I’m in that industry.

Walked out of a job, went to a bar, talked about walking out of my job to random people at the bar, one of whom offered me a temp job. One of my co workers at the temp job had an old friends who was looking for an employee, and like that I was hired.

Small family run business that’s been doing it for decades, not many people do it so you tend to run into the same people doing related work, engineers, installers etc all the time. A lot of internal drama, often if you get on the wrong side of a city employee they will make it difficult for you to get things permitted. Or often previous owners had unfinished permits, violations which make things more complicated.

Overall it’s an easy job that pays OK and my office in particular is closed whenever the Department of Buildings is closed, we work pretty much all remote, and by 3PM it gets quiet and I can more or less sign off.

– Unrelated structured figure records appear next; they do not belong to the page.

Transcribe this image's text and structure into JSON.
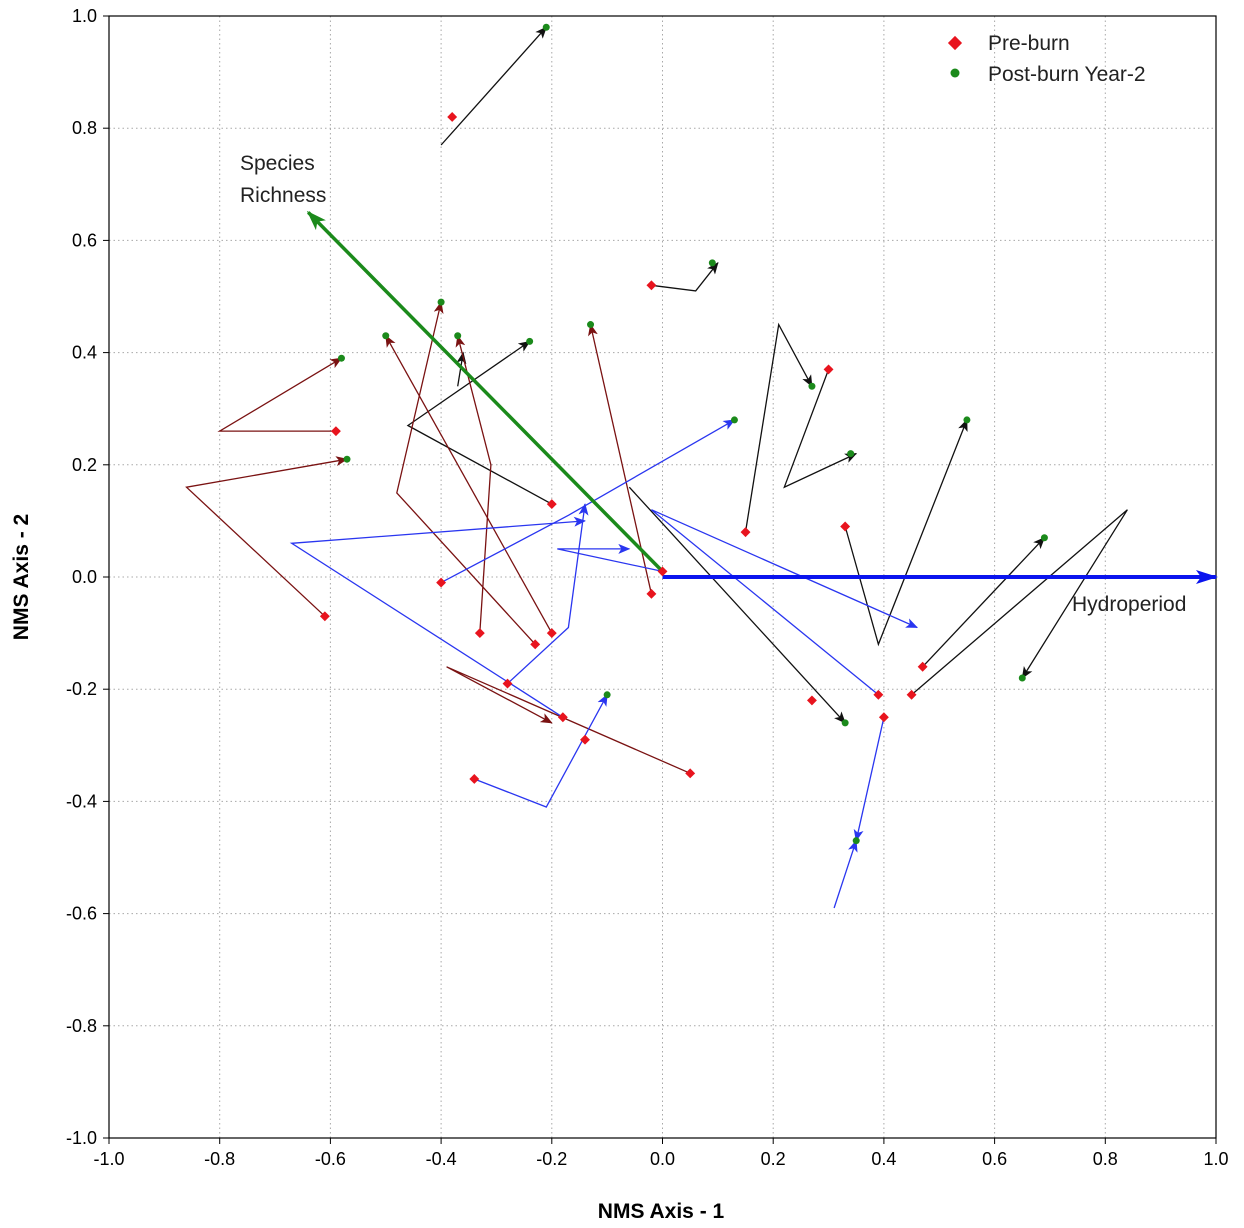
{
  "chart_data": {
    "type": "scatter",
    "title": "",
    "xlabel": "NMS Axis - 1",
    "ylabel": "NMS Axis - 2",
    "xlim": [
      -1.0,
      1.0
    ],
    "ylim": [
      -1.0,
      1.0
    ],
    "xticks": [
      "-1.0",
      "-0.8",
      "-0.6",
      "-0.4",
      "-0.2",
      "0.0",
      "0.2",
      "0.4",
      "0.6",
      "0.8",
      "1.0"
    ],
    "yticks": [
      "1.0",
      "0.8",
      "0.6",
      "0.4",
      "0.2",
      "0.0",
      "-0.2",
      "-0.4",
      "-0.6",
      "-0.8",
      "-1.0"
    ],
    "grid": true,
    "legend_position": "top-right",
    "series": [
      {
        "name": "Pre-burn",
        "color": "#e8141e",
        "points": [
          [
            -0.38,
            0.82
          ],
          [
            -0.02,
            0.52
          ],
          [
            0.3,
            0.37
          ],
          [
            -0.59,
            0.26
          ],
          [
            -0.2,
            0.13
          ],
          [
            0.33,
            0.09
          ],
          [
            0.15,
            0.08
          ],
          [
            -0.4,
            -0.01
          ],
          [
            0.0,
            0.01
          ],
          [
            -0.02,
            -0.03
          ],
          [
            -0.61,
            -0.07
          ],
          [
            -0.33,
            -0.1
          ],
          [
            -0.2,
            -0.1
          ],
          [
            -0.23,
            -0.12
          ],
          [
            0.47,
            -0.16
          ],
          [
            -0.28,
            -0.19
          ],
          [
            0.45,
            -0.21
          ],
          [
            0.39,
            -0.21
          ],
          [
            0.27,
            -0.22
          ],
          [
            -0.18,
            -0.25
          ],
          [
            0.4,
            -0.25
          ],
          [
            -0.14,
            -0.29
          ],
          [
            0.05,
            -0.35
          ],
          [
            -0.34,
            -0.36
          ]
        ]
      },
      {
        "name": "Post-burn Year-2",
        "color": "#1b8a1b",
        "points": [
          [
            -0.21,
            0.98
          ],
          [
            0.09,
            0.56
          ],
          [
            -0.4,
            0.49
          ],
          [
            -0.13,
            0.45
          ],
          [
            -0.37,
            0.43
          ],
          [
            -0.5,
            0.43
          ],
          [
            -0.24,
            0.42
          ],
          [
            -0.58,
            0.39
          ],
          [
            0.27,
            0.34
          ],
          [
            0.13,
            0.28
          ],
          [
            0.55,
            0.28
          ],
          [
            0.34,
            0.22
          ],
          [
            -0.57,
            0.21
          ],
          [
            0.69,
            0.07
          ],
          [
            0.33,
            -0.26
          ],
          [
            -0.1,
            -0.21
          ],
          [
            0.65,
            -0.18
          ],
          [
            0.35,
            -0.47
          ]
        ]
      }
    ],
    "vectors": [
      {
        "label": "Species Richness",
        "from": [
          0.0,
          0.01
        ],
        "to": [
          -0.64,
          0.65
        ],
        "color": "#1b8a1b"
      },
      {
        "label": "Hydroperiod",
        "from": [
          0.0,
          0.0
        ],
        "to": [
          1.0,
          0.0
        ],
        "color": "#0a14ee"
      }
    ],
    "trajectories": {
      "black": [
        [
          [
            -0.4,
            0.77
          ],
          [
            -0.21,
            0.98
          ]
        ],
        [
          [
            -0.02,
            0.52
          ],
          [
            0.06,
            0.51
          ],
          [
            0.1,
            0.56
          ]
        ],
        [
          [
            -0.2,
            0.13
          ],
          [
            -0.46,
            0.27
          ],
          [
            -0.24,
            0.42
          ]
        ],
        [
          [
            0.3,
            0.37
          ],
          [
            0.22,
            0.16
          ],
          [
            0.35,
            0.22
          ]
        ],
        [
          [
            0.33,
            0.09
          ],
          [
            0.39,
            -0.12
          ],
          [
            0.55,
            0.28
          ]
        ],
        [
          [
            0.15,
            0.08
          ],
          [
            0.21,
            0.45
          ],
          [
            0.27,
            0.34
          ]
        ],
        [
          [
            0.45,
            -0.21
          ],
          [
            0.84,
            0.12
          ],
          [
            0.65,
            -0.18
          ]
        ],
        [
          [
            0.47,
            -0.16
          ],
          [
            0.69,
            0.07
          ]
        ],
        [
          [
            -0.06,
            0.16
          ],
          [
            0.33,
            -0.26
          ]
        ],
        [
          [
            -0.37,
            0.34
          ],
          [
            -0.36,
            0.4
          ]
        ]
      ],
      "darkred": [
        [
          [
            -0.59,
            0.26
          ],
          [
            -0.8,
            0.26
          ],
          [
            -0.58,
            0.39
          ]
        ],
        [
          [
            -0.61,
            -0.07
          ],
          [
            -0.86,
            0.16
          ],
          [
            -0.57,
            0.21
          ]
        ],
        [
          [
            -0.23,
            -0.12
          ],
          [
            -0.48,
            0.15
          ],
          [
            -0.4,
            0.49
          ]
        ],
        [
          [
            -0.2,
            -0.1
          ],
          [
            -0.5,
            0.43
          ]
        ],
        [
          [
            -0.33,
            -0.1
          ],
          [
            -0.31,
            0.2
          ],
          [
            -0.37,
            0.43
          ]
        ],
        [
          [
            -0.02,
            -0.03
          ],
          [
            -0.13,
            0.45
          ]
        ],
        [
          [
            0.05,
            -0.35
          ],
          [
            -0.39,
            -0.16
          ],
          [
            -0.2,
            -0.26
          ]
        ]
      ],
      "blue": [
        [
          [
            -0.4,
            -0.01
          ],
          [
            -0.17,
            0.11
          ],
          [
            0.13,
            0.28
          ]
        ],
        [
          [
            0.0,
            0.01
          ],
          [
            -0.19,
            0.05
          ],
          [
            -0.06,
            0.05
          ]
        ],
        [
          [
            -0.28,
            -0.19
          ],
          [
            -0.17,
            -0.09
          ],
          [
            -0.14,
            0.13
          ]
        ],
        [
          [
            -0.18,
            -0.25
          ],
          [
            -0.67,
            0.06
          ],
          [
            -0.14,
            0.1
          ]
        ],
        [
          [
            -0.34,
            -0.36
          ],
          [
            -0.21,
            -0.41
          ],
          [
            -0.1,
            -0.21
          ]
        ],
        [
          [
            0.31,
            -0.59
          ],
          [
            0.35,
            -0.47
          ]
        ],
        [
          [
            0.4,
            -0.25
          ],
          [
            0.35,
            -0.47
          ]
        ],
        [
          [
            0.39,
            -0.21
          ],
          [
            -0.02,
            0.12
          ],
          [
            0.46,
            -0.09
          ]
        ]
      ]
    },
    "trajectory_colors": {
      "black": "#111111",
      "darkred": "#7a1212",
      "blue": "#2a36f0"
    }
  }
}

I have also learned why projects like these can take so long to get approved and why they seem like a scam. If you’re doing an inspection, often the client, business owner, property owners, engineers, property electrician, general contractors, people who provide lifting trucks, city inspectors all have a stake and need to be present to ensure things go smoothly on all ends. One person missing the inspection might fuck the entire inspection up if they forgot to point something out and now you have to reschedule ALL those people and it costs thousands more suddenly. And the city inspector is pissed they have to come back again so they will find a way to give you a hard time or ignore you.